Though Hein did not get accepted to her first major of choice – bioengineering, she has no regrets about where she landed.
When she took a class her sophomore year, taught by Cecilia Leal, assistant professor of materials science and engineering (MatSE) and a 2018 Grainger College of Engineering Dean’s Award for Excellence in Research, she knew she was in the right place.
“I am very interested in designing prosthetics and hopefully, one day, can tie that into working with veterans. I think having this experience with MatSE, with biomaterials, is a unique way to tie both things I’m passionate about together.”

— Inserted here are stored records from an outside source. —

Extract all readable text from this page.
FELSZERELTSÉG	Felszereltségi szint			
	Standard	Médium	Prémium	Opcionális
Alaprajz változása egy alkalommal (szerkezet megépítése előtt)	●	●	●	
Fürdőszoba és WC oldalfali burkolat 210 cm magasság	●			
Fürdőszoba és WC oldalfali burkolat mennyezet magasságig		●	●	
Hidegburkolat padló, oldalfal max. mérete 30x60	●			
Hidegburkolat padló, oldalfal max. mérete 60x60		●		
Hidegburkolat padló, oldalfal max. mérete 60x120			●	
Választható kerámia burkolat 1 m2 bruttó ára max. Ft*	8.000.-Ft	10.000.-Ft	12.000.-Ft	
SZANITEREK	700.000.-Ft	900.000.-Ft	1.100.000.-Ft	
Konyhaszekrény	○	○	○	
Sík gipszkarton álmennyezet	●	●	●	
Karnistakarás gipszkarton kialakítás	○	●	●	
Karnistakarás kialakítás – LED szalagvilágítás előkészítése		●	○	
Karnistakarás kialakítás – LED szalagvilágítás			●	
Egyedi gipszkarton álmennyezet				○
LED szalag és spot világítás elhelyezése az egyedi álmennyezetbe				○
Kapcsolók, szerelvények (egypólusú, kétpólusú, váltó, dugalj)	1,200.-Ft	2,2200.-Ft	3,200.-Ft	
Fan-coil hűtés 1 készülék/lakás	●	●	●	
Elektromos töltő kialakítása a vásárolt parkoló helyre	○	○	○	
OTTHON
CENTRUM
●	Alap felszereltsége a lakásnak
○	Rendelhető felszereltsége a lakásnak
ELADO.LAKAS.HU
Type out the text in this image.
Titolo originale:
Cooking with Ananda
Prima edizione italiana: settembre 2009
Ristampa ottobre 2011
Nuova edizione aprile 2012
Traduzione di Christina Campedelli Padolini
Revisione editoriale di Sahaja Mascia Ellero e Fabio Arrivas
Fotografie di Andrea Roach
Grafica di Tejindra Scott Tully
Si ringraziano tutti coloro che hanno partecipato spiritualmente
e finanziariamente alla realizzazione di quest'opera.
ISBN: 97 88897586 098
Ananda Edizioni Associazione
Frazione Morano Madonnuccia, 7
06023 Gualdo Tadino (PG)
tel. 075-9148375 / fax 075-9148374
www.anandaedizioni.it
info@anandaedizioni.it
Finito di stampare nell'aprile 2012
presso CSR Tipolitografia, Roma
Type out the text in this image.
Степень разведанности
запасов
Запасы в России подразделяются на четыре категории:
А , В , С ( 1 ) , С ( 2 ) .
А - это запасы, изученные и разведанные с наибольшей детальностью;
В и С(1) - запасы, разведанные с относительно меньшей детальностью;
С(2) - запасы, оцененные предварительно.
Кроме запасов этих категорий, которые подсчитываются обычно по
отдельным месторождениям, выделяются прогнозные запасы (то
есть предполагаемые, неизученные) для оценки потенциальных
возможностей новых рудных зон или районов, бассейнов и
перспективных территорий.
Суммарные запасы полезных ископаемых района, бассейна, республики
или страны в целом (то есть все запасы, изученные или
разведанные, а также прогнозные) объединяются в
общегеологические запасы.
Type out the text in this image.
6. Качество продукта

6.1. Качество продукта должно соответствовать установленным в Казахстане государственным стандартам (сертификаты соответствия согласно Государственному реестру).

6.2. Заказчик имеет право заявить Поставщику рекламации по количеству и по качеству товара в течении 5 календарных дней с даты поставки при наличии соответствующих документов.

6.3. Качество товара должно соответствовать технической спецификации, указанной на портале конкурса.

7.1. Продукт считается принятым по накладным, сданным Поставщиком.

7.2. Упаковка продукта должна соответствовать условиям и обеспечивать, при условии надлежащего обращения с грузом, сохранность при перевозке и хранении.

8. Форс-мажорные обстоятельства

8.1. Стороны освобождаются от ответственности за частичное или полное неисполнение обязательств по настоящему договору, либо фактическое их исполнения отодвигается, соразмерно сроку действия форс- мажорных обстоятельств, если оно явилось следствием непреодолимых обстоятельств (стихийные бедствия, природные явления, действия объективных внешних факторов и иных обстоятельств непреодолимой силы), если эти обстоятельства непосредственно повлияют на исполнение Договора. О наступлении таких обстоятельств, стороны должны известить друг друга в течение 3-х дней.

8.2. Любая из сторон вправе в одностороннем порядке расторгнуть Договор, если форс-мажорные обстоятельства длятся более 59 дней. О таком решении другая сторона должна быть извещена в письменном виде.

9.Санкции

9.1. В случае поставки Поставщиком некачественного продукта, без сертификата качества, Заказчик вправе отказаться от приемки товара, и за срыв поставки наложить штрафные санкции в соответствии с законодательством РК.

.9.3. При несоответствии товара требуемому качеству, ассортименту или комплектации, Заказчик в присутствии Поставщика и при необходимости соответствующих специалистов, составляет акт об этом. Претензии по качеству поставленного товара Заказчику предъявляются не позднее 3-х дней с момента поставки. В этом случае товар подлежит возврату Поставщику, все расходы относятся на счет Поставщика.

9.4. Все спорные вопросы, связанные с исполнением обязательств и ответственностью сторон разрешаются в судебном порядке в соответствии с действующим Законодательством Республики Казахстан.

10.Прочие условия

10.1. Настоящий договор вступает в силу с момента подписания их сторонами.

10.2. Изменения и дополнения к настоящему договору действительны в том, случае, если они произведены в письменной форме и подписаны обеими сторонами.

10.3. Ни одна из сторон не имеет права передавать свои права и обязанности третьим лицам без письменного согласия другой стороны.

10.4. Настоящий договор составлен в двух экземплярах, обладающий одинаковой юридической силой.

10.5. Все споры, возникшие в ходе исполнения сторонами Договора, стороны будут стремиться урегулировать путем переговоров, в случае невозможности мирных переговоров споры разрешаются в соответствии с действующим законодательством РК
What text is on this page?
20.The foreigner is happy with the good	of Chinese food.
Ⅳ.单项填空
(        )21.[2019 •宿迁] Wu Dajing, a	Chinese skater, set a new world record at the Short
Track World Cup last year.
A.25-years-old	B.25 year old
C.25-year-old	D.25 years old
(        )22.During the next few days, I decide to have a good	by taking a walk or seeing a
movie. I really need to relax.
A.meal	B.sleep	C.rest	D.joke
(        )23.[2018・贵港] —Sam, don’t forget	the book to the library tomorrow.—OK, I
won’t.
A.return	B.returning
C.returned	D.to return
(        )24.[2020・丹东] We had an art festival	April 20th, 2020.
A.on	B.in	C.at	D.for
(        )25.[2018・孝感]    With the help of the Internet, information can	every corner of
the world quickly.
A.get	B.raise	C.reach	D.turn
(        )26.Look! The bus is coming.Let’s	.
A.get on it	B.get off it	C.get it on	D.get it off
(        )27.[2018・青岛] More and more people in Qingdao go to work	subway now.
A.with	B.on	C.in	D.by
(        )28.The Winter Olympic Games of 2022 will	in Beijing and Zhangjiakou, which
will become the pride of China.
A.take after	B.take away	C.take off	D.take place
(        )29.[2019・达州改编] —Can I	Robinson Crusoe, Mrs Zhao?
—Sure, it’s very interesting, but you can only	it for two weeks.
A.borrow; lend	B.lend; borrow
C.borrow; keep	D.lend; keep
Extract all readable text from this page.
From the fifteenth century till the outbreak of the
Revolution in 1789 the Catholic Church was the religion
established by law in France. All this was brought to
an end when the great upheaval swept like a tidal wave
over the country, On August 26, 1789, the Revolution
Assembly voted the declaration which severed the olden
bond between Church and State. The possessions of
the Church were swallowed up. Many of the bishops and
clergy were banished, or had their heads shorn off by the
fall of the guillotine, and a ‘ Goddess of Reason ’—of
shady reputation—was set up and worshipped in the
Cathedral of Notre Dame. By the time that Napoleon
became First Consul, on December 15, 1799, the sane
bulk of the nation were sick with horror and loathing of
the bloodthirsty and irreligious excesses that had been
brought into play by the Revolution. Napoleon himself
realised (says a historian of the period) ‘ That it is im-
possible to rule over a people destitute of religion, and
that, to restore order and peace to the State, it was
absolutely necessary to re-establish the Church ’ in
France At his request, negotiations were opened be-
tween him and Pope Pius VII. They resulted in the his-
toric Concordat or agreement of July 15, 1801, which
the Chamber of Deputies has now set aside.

Molly Hein, Materials Science and Engineering, ’20
Hein was impressed with Leal’s teaching style and looked forward to taking more classes taught by her. She got her wish and took Leal’s biomolecular materials science lecture this spring semester. She also worked with polymer samples in Materials Laboratory II Polymer Crystallization lab, taught by Jennifer TerBush, a lecturer with MatSE.
Hein’s MatSE classes help shape one of her goals for post-college life with an eye on military service.
“I am very interested in designing prosthetics and hopefully, one day, can tie that into working with veterans,” Hein said. “I think having this experience with MatSE, with biomaterials, is a unique way to tie both things I’m passionate about together.”
For now, Hein is considering what Army branch she hopes to be appointed before next year’s commissioning. Combat engineering and aviation top the list. Whether she serves 20 years or more in the military or pursues a career in prosthetics, Hein is committed to using all of her skills from Illinois.